Von Fredy Gsteiger

Istanbul

Die Fahrt von Istanbuls europäischem Bahnhof in die Vororte kostet umgerechnet keine dreißig Pfennige, gleich, für welche Strecke. Für die meisten Fahrgäste in den brechend vollen Wagen lohnt sich dieser Einheitstarif. Denn sie müssen weit fahren, sich mehr als eine Stunde lang durchrütteln lassen, bevor sie daheim sind. Daheim? Wellblechhütten, Bretterbuden, Plastikverschläge entlang des Bahndammes, in der Anflugschneise des Flughafens, oft ohne Wasser und ohne Strom. Die meisten sind schäbiger als die Gartenhäuschen in den schicken Vorstädten, dort, wo der Bahnhofsvorstand seine Station mit Blumen schmückt und die Wartebänke grellgelb gestrichen sind. Draußen jedoch, wo die Zehn-Millionen-Metropole ständig weiterwuchert, wo sich monatlich 30 000 Neuankömmlinge aus dem bürgerkriegsgeplagten Südostanatolien niederlassen, da draußen leben viele der vier Millionen Kurden Istanbuls, da draußen herrschen Smog und Staub.

Alle paar Minuten wischt der Süßwarenhändler seine Auslage von Keksdosen mit einem Wedel ab. Gepflegt ist hier einzig die Moschee. Und für Farbe in der Tristesse sorgen lediglich die riesigen Transparente der politischen Parteien. Übernächstes Wochenende wird gewählt. Landauf, landab bestellen die Türken ihre Bürgermeister. Der Wahl kommt angesichts der wachsenden Spannungen im Land weit mehr als kommunale Bedeutung zu.

Die türkische Ministerpräsidentin im eleganten weißen Deux-pièces, die Kandidaten, nadelgestreift und beschlipst, passen schlecht in den Armutsgürtel um die Stadt am Bosporus. Sie kommen aus einer anderen Türkei. „Diese Frau muß weg“, zischt verbittert ein junger Mann, dem Regierungschefin Tansu Çiller noch vor kurzem imponierte. Selbst in ihren eigenen Reihen und unter Beamten gilt sie als politisch gescheitert. Weder brachte sie dem Land Frieden, noch sanierte sie die Wirtschaft. Wer in diesen Tagen über sie redet, tut das äußerst kritisch. Die Menschen in den Slums hingegen schweigen zumeist. Sie sind verunsichert; sie haben Angst; viele leben in illegalen Notbehausungen.

Der Wahlkampf erscheint im Westen des Landes gleichwohl lebhaft und fair. Lautsprecherwagen und Fahnenträger verschiedener Parteien treffen sich auf einer Straßenkreuzung zum vergnügten verbalen Schlagabtausch. Ein Plakatkleber der Mutterlandspartei leiht einem Widersacher von der „Partei des wahren Wegs“ seine Leiter. Wahlkampfzeiten sind hier fröhliche Zeiten. Die Demokratie ist beliebt. Zu lange hat man sie missen müssen.

Ganz besonders gut kommt Necmettin Erbakan an, der Führer der islamistischen Wohlfahrtspartei. Seine Klientel sind nicht nur die Slumbewohner, sondern mehr und mehr auch vom „arroganten Europa“ enttäuschte Türken und viele junge Intellektuelle. Rund um die ehrwürdige Beyait-Universität hängen die Poster der Islamisten.
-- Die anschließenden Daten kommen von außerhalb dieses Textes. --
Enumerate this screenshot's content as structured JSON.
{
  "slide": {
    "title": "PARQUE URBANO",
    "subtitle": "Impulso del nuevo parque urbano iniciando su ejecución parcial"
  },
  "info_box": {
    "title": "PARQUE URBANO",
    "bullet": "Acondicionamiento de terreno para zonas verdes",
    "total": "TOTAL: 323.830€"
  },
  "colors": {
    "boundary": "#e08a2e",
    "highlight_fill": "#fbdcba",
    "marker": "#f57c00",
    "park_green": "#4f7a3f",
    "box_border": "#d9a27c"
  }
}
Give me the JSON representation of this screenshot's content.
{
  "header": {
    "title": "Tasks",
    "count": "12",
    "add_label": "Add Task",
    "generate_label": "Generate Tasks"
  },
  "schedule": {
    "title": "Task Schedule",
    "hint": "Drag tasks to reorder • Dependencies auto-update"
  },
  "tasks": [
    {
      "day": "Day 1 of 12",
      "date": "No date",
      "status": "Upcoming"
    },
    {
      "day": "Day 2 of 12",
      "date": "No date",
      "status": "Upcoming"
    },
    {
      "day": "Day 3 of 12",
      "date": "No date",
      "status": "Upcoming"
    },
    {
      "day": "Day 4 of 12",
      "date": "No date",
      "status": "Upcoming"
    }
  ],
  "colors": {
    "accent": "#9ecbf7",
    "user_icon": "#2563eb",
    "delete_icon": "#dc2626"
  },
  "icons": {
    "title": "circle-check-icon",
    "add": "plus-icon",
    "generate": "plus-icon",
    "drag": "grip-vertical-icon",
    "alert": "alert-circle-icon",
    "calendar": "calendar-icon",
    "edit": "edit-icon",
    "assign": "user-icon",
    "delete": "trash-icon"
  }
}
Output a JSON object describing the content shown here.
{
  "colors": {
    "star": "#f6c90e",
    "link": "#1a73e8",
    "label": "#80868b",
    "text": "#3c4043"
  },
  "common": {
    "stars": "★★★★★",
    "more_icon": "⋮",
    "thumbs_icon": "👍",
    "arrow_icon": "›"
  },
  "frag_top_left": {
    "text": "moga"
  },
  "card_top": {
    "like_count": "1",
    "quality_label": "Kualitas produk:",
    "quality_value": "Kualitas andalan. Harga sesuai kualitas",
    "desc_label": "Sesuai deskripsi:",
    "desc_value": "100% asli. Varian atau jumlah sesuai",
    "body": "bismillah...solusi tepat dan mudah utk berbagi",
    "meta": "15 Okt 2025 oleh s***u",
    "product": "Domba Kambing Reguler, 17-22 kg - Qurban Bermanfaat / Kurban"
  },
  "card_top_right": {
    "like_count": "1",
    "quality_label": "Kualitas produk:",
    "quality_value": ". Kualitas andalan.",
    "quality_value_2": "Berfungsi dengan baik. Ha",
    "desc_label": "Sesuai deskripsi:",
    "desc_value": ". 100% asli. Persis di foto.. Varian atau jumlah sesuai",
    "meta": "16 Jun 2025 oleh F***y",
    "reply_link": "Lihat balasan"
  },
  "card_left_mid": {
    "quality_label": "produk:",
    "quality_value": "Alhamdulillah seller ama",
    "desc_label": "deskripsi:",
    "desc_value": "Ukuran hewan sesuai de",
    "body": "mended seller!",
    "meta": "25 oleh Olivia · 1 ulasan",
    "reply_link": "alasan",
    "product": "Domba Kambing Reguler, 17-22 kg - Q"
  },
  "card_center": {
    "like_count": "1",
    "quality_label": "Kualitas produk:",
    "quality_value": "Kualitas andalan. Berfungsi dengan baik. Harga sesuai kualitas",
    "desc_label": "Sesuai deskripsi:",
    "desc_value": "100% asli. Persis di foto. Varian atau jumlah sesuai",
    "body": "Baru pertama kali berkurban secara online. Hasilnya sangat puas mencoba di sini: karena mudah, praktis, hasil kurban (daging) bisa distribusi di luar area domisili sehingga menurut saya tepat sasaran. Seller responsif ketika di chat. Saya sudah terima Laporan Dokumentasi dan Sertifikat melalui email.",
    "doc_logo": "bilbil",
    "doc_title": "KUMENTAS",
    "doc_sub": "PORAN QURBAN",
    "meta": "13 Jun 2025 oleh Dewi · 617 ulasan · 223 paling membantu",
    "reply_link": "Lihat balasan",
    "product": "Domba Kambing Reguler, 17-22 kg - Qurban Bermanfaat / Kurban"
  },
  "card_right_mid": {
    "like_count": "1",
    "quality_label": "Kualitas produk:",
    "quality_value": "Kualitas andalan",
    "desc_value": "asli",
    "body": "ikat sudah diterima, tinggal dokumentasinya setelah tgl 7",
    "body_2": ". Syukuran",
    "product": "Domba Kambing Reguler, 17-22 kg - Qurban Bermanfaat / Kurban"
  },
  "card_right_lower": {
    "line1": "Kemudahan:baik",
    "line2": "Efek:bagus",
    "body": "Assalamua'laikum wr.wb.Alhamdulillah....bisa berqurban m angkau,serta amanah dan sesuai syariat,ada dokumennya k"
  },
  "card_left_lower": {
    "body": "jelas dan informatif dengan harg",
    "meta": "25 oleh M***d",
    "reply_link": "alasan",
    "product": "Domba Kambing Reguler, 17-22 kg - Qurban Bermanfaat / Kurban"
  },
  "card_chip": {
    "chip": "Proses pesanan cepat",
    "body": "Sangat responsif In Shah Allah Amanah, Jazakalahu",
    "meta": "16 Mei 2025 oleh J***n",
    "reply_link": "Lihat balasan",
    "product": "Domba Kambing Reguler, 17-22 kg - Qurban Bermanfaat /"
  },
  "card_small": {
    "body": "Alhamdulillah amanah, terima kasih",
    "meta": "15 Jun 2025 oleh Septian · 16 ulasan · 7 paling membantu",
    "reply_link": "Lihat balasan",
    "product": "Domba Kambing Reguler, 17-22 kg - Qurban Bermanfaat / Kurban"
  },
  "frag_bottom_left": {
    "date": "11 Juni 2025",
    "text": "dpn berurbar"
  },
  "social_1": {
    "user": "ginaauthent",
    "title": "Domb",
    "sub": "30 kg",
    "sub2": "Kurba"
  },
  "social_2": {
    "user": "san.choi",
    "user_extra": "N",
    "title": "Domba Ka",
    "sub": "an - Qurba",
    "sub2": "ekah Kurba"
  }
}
In den Hörsälen tragen viele Frauen neuerdings Schleier und Männer Bärte. In naturwissenschaftlichen Lehrbüchern ist bereits von „Glaubenszellen“ im Hirn die Rede. Überall werden islamische Videos, Kassetten und prächtig aufgemachte Bücher feilgeboten. Erbakan ist bemüht, das Bild eines aufgeklärten Islams zu vermitteln. Stolz verkündet er, eben sei eine ganze Schar fescher Mannequins in seine Partei eingetreten. Er weiß natürlich, daß nach siebzig Jahren Kemalismus in der Türkei (noch?) keine Mehrheit für einen radikalen Islam zu bekommen ist. Freilich: Sollte seine Wohlfahrtspartei das Stadthaus von Istanbul erobern, dürften die Tage gezählt sein, da in der belebten Istiklal-Straße Scharen von Männern ihre Nasen plattdrücken an den Kinoschaufenstern und Bilder der italienischen Pornodarstellerin Cicciolina anstarren. Erbakans Getreue werben auch geschickt um die Gunst der fünfzehn Millionen Kurden im Land, seit die Regierung in Ankara und die Militärs deren Partei, die DEP, mit Schikanen, Verhaftungen von Abgeordneten und Verbotsdrohungen ausgeschaltet haben.